Hidden deep in dense woodland near the village of KHANDEPAR, 5km northeast of Ponda on the NH4, is a group of four tiny freestanding rock-cut cave temples, gouged out of solid laterite some time between the ninth and tenth centuries AD. They are among Goa's oldest historical monuments but are also virtually impossible to find without the help of a guide or knowledgeable local: ask someone to show you the way from the Khandepar crossroads, where the buses from Ponda pull in.

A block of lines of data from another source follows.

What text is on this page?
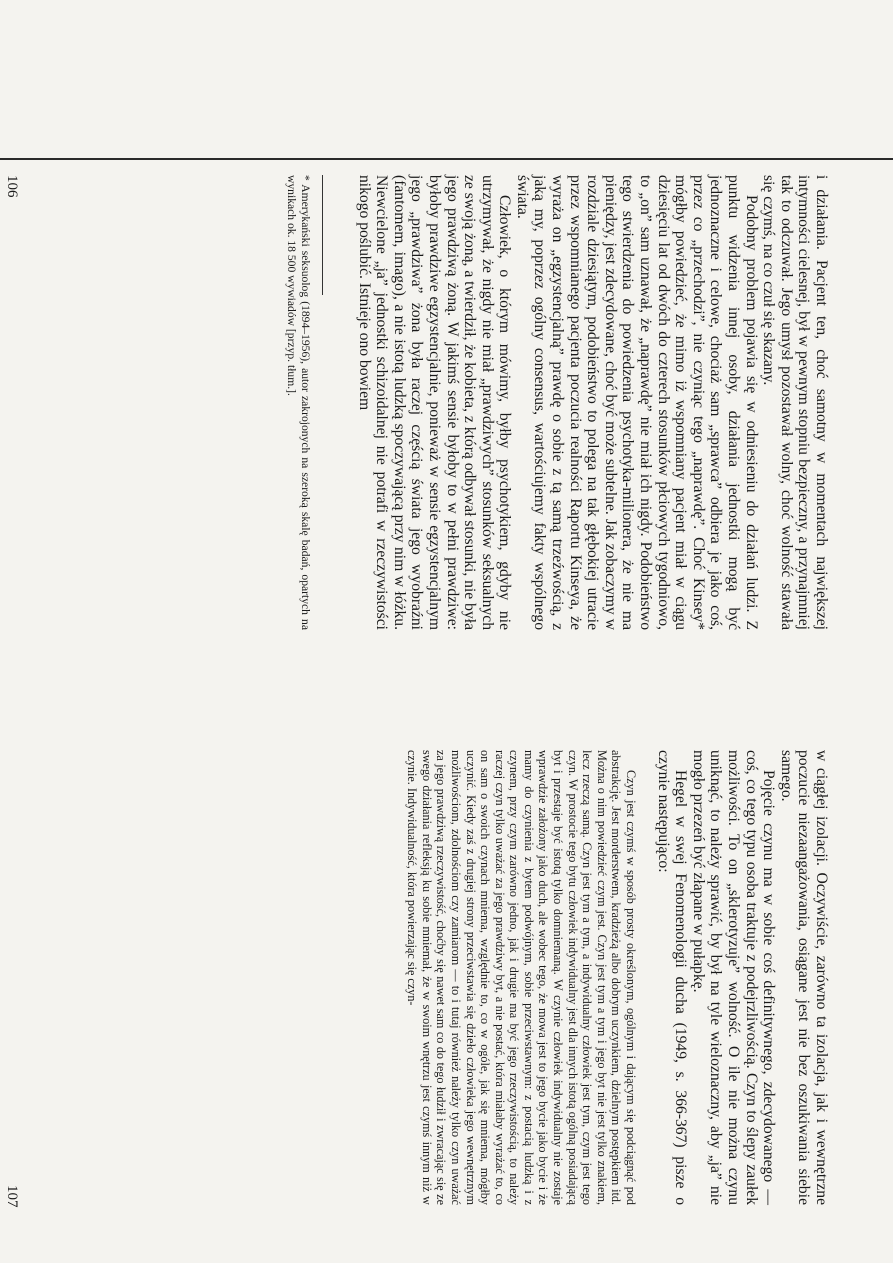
i działania. Pacjent ten, choć samotny w momentach największej intymności cielesnej, był w pewnym stopniu bezpieczny, a przynajmniej tak to odczuwał. Jego umysł pozostawał wolny, choć wolność stawała się czymś, na co czuł się skazany.

Podobny problem pojawia się w odniesieniu do działań ludzi. Z punktu widzenia innej osoby, działania jednostki mogą być jednoznaczne i celowe, chociaż sam „sprawca” odbiera je jako coś, przez co „przechodzi”, nie czyniąc tego „naprawdę”. Choć Kinsey* mógłby powiedzieć, że mimo iż wspomniany pacjent miał w ciągu dziesięciu lat od dwóch do czterech stosunków płciowych tygodniowo, to „on” sam uznawał, że „naprawdę” nie miał ich nigdy. Podobieństwo tego stwierdzenia do powiedzenia psychotyka-milionera, że nie ma pieniędzy, jest zdecydowane, choć być może subtelne. Jak zobaczymy w rozdziale dziesiątym, podobieństwo to polega na tak głębokiej utracie przez wspomnianego pacjenta poczucia realności Raportu Kinseya, że wyraża on „egzystencjalną” prawdę o sobie z tą samą trzeźwością, z jaką my, poprzez ogólny consensus, wartościujemy fakty wspólnego świata.

Człowiek, o którym mówimy, byłby psychotykiem, gdyby nie utrzymywał, że nigdy nie miał „prawdziwych” stosunków seksualnych ze swoją żoną, a twierdził, że kobieta, z którą odbywał stosunki, nie była jego prawdziwą żoną. W jakimś sensie byłoby to w pełni prawdziwe: byłoby prawdziwe egzystencjalnie, ponieważ w sensie egzystencjalnym jego „prawdziwa” żona była raczej częścią świata jego wyobraźni (fantomem, imago), a nie istotą ludzką spoczywającą przy nim w łóżku. Niewcielone „ja” jednostki schizoidalnej nie potrafi w rzeczywistości nikogo poślubić. Istnieje ono bowiem

* Amerykański seksuolog (1894–1956), autor zakrojonych na szeroką skalę badań, opartych na wynikach ok. 18 500 wywiadów [przyp. tłum.].

w ciągłej izolacji. Oczywiście, zarówno ta izolacja, jak i wewnętrzne poczucie niezaangażowania, osiągane jest nie bez oszukiwania siebie samego.

Pojęcie czynu ma w sobie coś definitywnego, zdecydowanego — coś, co tego typu osoba traktuje z podejrzliwością. Czyn to ślepy zaułek możliwości. To on „sklerotyzuje” wolność. O ile nie można czynu uniknąć, to należy sprawić, by był na tyle wieloznaczny, aby „ja” nie mogło przezeń być złapane w pułapkę.

Hegel w swej Fenomenologii ducha (1949, s. 366-367) pisze o czynie następująco:

Czyn jest czymś w sposób prosty określonym, ogólnym i dającym się podciągnąć pod abstrakcję. Jest morderstwem, kradzieżą albo dobrym uczynkiem, dzielnym postępkiem itd. Można o nim powiedzieć czym jest. Czyn jest tym a tym i jego byt nie jest tylko znakiem, lecz rzeczą samą. Czyn jest tym a tym, a indywidualny człowiek jest tym, czym jest tego czyn. W prostocie tego bytu człowiek indywidualny jest dla innych istotą ogólną posiadającą byt i przestaje być istotą tylko domniemaną. W czynie człowiek indywidualny nie zostaje wprawdzie założony jako duch, ale wobec tego, że mowa jest to jego bycie jako bycie i że mamy do czynienia z bytem podwójnym, sobie przeciwstawnym: z postacią ludzką i z czynem, przy czym zarówno jedno, jak i drugie ma być jego rzeczywistością, to należy raczej czyn tylko uważać za jego prawdziwy byt, a nie postać, która miałaby wyrażać to, co on sam o swoich czynach mniema, względnie to, co w ogóle, jak się mniema, mógłby uczynić. Kiedy zaś z drugiej strony przeciwstawia się dzieło człowieka jego wewnętrznym możliwościom, zdolnościom czy zamiarom — to i tutaj również należy tylko czyn uważać za jego prawdziwą rzeczywistość, choćby się nawet sam co do tego łudził i zwracając się ze swego działania refleksją ku sobie mniemał, że w swoim wnętrzu jest czymś innym niż w czynie. Indywidualność, która powierzając się czyn-

106
107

Set back in the forest behind a slowly meandering tributary of the Mandovi River, the four caves each consist of two simple cells hewn from a single hillock. Their tiered roofs, now a jumble of weed-choked blocks, are thought to have been added in the tenth or eleventh centuries, probably by the Kadambas, who converted them into Hindu temples. Prior to that, they were almost certainly Buddhist sanctuaries, occupied by a small community of monks. Scan the insides of the caves with a torch (watching out for snakes), and you can make out the carved pegs used for hanging robes and cooking utensils; the niches in the walls were for oil lamps. The outer cell of cave one also has lotus medallions carved onto its ceiling, a typically Kadamban motif that was added at roughly the same time as the stepped roofs.